I am so sorry to hear what you are going through. This is the kind of worst-case scenario that I envision when daycare workers are treated as independent contractors. Just like you, many daycare providers don’t even know that it’s necessary to treat assistants as bona fide employees. I constantly work on getting this message out. Proper employee paperwork is required when hiring childcare helpers.

It is easy to be led astray by the 1099 crowd, but it’s like our mothers always said:

Just because everyone is doing it, doesn’t make it right.

What I find really discouraging is that many tax professionals seem to encourage the filing of Form 1099-MISC, rather than giving employees a Form W-2. Don’t follow this advice, unless you have a valid 1099 situation, which is relatively rare.
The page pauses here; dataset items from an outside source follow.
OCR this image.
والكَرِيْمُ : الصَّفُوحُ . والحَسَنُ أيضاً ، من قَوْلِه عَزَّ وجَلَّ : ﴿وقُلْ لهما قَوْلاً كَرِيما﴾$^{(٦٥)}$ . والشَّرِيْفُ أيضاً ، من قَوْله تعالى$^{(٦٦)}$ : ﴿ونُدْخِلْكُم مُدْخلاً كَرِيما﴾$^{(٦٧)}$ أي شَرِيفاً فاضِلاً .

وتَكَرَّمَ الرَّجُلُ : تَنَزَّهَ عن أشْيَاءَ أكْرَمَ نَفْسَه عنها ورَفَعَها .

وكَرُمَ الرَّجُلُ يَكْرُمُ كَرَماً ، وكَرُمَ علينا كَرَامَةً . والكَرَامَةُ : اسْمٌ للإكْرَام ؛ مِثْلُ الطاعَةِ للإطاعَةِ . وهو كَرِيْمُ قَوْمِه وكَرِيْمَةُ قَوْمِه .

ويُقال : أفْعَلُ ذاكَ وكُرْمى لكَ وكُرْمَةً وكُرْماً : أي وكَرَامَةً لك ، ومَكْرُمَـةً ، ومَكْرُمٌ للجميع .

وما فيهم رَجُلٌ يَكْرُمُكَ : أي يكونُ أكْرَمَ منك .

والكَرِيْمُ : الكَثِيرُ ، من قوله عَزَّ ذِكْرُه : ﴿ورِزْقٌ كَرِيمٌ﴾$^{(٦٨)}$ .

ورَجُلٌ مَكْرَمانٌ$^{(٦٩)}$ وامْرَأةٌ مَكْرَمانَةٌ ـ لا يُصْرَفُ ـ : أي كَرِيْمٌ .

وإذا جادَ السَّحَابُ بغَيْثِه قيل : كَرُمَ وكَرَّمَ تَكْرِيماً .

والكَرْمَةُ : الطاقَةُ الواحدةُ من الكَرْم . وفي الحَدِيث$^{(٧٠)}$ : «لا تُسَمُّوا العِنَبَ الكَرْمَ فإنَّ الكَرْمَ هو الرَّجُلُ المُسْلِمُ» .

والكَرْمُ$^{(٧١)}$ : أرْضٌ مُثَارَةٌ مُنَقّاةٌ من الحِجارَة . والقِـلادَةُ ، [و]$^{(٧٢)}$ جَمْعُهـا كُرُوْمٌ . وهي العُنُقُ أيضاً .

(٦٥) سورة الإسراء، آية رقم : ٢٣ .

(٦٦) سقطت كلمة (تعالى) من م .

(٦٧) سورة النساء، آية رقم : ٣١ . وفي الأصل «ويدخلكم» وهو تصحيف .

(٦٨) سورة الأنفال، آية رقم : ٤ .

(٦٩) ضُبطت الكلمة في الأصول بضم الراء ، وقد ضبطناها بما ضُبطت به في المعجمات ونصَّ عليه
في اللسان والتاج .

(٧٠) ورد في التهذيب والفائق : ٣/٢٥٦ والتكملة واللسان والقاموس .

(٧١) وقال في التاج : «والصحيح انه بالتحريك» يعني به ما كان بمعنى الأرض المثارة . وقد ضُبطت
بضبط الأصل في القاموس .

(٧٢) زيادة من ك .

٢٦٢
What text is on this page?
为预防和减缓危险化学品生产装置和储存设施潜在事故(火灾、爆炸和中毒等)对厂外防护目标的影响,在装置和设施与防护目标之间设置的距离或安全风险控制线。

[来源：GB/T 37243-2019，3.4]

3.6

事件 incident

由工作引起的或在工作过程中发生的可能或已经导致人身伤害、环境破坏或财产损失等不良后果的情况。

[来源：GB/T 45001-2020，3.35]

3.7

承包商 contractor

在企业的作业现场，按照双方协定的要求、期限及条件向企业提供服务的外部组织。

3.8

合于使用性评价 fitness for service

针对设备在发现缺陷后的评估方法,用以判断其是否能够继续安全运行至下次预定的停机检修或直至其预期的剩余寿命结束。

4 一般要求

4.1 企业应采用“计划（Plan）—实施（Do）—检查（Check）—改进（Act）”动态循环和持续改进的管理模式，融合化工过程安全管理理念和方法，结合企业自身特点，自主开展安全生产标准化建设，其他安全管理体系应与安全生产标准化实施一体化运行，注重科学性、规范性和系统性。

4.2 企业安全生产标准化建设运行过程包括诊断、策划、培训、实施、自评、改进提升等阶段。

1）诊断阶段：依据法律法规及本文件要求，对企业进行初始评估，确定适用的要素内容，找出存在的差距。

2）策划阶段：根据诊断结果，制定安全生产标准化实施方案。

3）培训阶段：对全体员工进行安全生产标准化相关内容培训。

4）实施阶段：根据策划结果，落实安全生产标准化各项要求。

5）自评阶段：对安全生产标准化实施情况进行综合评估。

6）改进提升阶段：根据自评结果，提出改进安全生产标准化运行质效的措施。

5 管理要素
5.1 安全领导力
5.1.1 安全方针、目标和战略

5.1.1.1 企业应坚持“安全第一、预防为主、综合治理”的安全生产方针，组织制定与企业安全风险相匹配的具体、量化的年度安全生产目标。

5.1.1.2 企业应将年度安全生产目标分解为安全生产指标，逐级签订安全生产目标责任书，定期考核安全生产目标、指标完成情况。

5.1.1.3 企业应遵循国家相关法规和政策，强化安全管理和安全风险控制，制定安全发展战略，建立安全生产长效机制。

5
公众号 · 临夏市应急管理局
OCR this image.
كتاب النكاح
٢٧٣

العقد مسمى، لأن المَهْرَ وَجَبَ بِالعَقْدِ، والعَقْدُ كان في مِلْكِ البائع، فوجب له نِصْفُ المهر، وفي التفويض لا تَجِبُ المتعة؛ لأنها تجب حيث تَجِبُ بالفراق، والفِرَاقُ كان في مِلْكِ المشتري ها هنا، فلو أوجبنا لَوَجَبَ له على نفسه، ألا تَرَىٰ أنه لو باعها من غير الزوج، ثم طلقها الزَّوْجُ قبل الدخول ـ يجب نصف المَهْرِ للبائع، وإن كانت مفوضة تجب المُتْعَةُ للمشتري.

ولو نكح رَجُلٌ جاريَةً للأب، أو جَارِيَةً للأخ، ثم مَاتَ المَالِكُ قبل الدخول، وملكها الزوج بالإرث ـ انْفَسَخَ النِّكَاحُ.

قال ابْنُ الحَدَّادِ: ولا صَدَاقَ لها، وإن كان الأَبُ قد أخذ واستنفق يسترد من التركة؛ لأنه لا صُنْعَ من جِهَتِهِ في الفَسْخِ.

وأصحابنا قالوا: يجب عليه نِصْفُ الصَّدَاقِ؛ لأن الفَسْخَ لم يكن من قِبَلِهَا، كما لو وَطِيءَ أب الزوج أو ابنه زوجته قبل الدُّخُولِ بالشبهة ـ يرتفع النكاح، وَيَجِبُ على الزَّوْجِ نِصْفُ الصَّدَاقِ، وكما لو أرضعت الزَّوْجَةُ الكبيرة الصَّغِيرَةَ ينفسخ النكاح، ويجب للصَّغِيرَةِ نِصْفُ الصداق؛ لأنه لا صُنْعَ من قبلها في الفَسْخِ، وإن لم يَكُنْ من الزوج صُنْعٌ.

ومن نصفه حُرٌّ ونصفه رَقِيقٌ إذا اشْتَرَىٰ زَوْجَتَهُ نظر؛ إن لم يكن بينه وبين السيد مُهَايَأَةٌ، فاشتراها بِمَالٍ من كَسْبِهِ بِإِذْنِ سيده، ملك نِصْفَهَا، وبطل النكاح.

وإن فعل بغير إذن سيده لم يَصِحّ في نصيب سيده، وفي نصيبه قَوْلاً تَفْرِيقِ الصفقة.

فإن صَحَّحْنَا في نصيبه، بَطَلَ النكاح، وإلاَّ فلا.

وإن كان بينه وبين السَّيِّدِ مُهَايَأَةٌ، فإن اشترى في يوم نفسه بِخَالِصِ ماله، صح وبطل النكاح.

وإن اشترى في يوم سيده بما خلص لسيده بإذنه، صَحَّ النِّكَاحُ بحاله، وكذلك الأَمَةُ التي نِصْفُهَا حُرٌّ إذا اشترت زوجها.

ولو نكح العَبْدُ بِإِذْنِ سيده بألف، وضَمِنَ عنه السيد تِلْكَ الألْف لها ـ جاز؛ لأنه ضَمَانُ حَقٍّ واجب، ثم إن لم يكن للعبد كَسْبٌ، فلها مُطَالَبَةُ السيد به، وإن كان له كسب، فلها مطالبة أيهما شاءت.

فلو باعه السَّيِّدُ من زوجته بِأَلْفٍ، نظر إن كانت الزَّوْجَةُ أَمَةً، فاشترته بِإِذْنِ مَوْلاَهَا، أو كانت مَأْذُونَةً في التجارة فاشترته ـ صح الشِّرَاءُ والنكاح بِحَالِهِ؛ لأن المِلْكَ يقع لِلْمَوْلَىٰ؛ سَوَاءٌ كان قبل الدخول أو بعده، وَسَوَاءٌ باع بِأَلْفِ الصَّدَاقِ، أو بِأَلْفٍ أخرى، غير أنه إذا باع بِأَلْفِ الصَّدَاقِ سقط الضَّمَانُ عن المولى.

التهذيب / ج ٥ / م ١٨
According to the Internal Revenue Service, the general rule is that an individual is an independent contractor if you have the right to control or direct only the result of the work and not what will be done and how it will be done. Would you hire someone to work in your home child care and NOT maintain control over the worker’s actions and how the work is carried out?

I really can’t offer any advice or assistance, I’m afraid. It sounds like New York State is pretty aggressive in cases like this. California is, too. The states often get involved when a worker leaves and tries to collect unemployment benefits. I’m not sure fighting the situation will get you anywhere, but do point out to the NY authorities that this is a common industry-wide practice. Let them know what you would’ve done differently if you had known better and ask (at least) to have your penalties abated (reduced or eliminated).